Apéritifs, the French pre-dinner beverages intended to stimulate appetite, originated in the late nineteenth century. Apéritifs emerged as a popular alternative to wine at the height of the Phylloxera epidemic in the 1870s and 1880s, which saw wine production plummet and prices soar as Europe’s vineyards were devastated by the relentless plague of a small but vicious insect. The blight coincided with the appearance of new methods of sugar-beet production, which made possible the mass production of a broad range of new alcoholic products. By 1900, there were 1,500 individual apéritif brands in France. Aperitifs, which were often manufactured with spices and herbs to disguise the strong alcoholic taste, were branded as healthy products that could aid digestion. Dubonnet, one of the most recognisable aperitifs of the time, was made with quinine, which was known for its malaria-fighting qualities.

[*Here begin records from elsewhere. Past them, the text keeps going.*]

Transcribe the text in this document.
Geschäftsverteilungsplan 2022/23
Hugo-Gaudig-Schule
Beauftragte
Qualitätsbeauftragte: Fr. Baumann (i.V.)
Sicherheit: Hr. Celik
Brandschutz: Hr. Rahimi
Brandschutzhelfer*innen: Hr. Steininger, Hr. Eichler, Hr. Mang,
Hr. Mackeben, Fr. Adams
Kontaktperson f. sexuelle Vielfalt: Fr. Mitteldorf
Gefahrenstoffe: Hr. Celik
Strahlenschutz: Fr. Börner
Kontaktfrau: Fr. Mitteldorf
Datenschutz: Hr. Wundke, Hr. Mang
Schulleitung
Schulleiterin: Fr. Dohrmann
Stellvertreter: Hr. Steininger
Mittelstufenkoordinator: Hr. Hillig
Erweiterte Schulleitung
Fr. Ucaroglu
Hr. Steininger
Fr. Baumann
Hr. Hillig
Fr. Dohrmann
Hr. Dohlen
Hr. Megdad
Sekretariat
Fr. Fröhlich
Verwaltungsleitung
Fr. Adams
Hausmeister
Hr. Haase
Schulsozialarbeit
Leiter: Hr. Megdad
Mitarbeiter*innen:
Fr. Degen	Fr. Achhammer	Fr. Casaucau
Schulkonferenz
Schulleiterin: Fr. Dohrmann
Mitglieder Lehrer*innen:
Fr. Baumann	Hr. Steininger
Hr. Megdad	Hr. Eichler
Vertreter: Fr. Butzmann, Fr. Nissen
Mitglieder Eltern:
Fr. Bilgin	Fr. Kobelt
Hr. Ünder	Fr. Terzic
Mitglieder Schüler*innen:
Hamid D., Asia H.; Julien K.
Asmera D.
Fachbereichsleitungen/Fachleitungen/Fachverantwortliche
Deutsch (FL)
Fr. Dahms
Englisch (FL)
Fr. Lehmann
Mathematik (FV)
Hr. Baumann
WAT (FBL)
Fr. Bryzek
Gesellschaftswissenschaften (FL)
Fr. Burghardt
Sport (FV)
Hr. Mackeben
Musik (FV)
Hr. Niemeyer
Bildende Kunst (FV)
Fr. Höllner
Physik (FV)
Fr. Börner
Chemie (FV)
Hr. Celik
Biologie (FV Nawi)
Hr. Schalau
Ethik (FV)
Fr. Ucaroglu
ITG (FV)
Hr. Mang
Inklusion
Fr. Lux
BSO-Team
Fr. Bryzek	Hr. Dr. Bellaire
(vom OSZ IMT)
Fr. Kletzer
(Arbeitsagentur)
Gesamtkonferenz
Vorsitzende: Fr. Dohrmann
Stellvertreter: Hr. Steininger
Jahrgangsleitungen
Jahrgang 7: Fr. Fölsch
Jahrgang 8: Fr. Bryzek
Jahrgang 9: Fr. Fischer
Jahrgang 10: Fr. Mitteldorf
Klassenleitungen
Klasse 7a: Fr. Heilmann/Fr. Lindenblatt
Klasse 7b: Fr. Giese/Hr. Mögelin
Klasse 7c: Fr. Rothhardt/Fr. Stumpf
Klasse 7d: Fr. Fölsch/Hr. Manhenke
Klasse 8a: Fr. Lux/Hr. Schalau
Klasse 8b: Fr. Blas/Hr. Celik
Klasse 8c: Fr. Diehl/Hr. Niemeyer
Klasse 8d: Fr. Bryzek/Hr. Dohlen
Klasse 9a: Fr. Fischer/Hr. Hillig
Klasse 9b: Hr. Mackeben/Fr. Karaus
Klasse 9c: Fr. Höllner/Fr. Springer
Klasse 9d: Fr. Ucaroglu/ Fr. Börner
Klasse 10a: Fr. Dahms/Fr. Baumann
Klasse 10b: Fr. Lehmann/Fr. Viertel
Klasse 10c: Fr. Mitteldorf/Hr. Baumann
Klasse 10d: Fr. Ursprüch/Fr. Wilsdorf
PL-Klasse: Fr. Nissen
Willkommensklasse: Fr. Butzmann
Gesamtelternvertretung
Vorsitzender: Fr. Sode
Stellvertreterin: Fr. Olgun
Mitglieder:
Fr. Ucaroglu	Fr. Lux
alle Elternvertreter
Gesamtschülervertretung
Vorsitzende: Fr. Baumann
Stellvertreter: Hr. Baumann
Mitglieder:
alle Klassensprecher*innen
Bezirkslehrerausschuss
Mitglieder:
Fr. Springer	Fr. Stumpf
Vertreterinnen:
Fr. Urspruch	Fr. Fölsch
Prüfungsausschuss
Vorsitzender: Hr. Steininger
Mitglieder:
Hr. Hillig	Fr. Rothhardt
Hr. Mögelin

By the end of the First World War, wine prices began to return to their pre-phylloxera levels, and apéritif consumption was threatened. Absinthe, which had accounted for 20% of apéritif consumption, was banned because of its associations with moral degeneracy. As the historian Sarah Howard has demonstrated, this gave the apéritif companies a reason to invest heavily in advertising during the inter-war period. With alcohol making up 8% of all household budgets, and accounting for 15.2% of advertising expenditure during these years, the advertising quality became more important than ever for selling aperitif.
Apéritif advertising often depicted fictional characters, known as personage-types, which became synonymous with individual brands. Charles Loupot designed some of the most recognizable apéritif posters of his time. For Cointreau, Loupot made two posters featuring the brand’s personage-type, Pierrot, in 1930. It was common for aperitif manufacturers to adopt characters like Pierrot, who were meant to represent the typical ‘bonhomme’ or man-on-the-street figure. Pierrot originated from Cointreau’s 1898 advertising campaigns, but Loupot gave him a distinctly modern makeover, with a bright palette and a cubist-inspired figure. St Raphaël’s posters were characterised by its ‘rouge et blanc’ figures, usually pictured as two elegantly dressed waiters representing the ‘red’ and the ‘white’ versions of the apéritif. Loupot repeatedly developed these figures during the last years of his career, in what is widely considered to be one of the most successful French advertising campaigns of the twentieth century. Thus, the apéritif was transformed from a cheap alternative to wine to a chic beverage synonymous with modernity and refinement.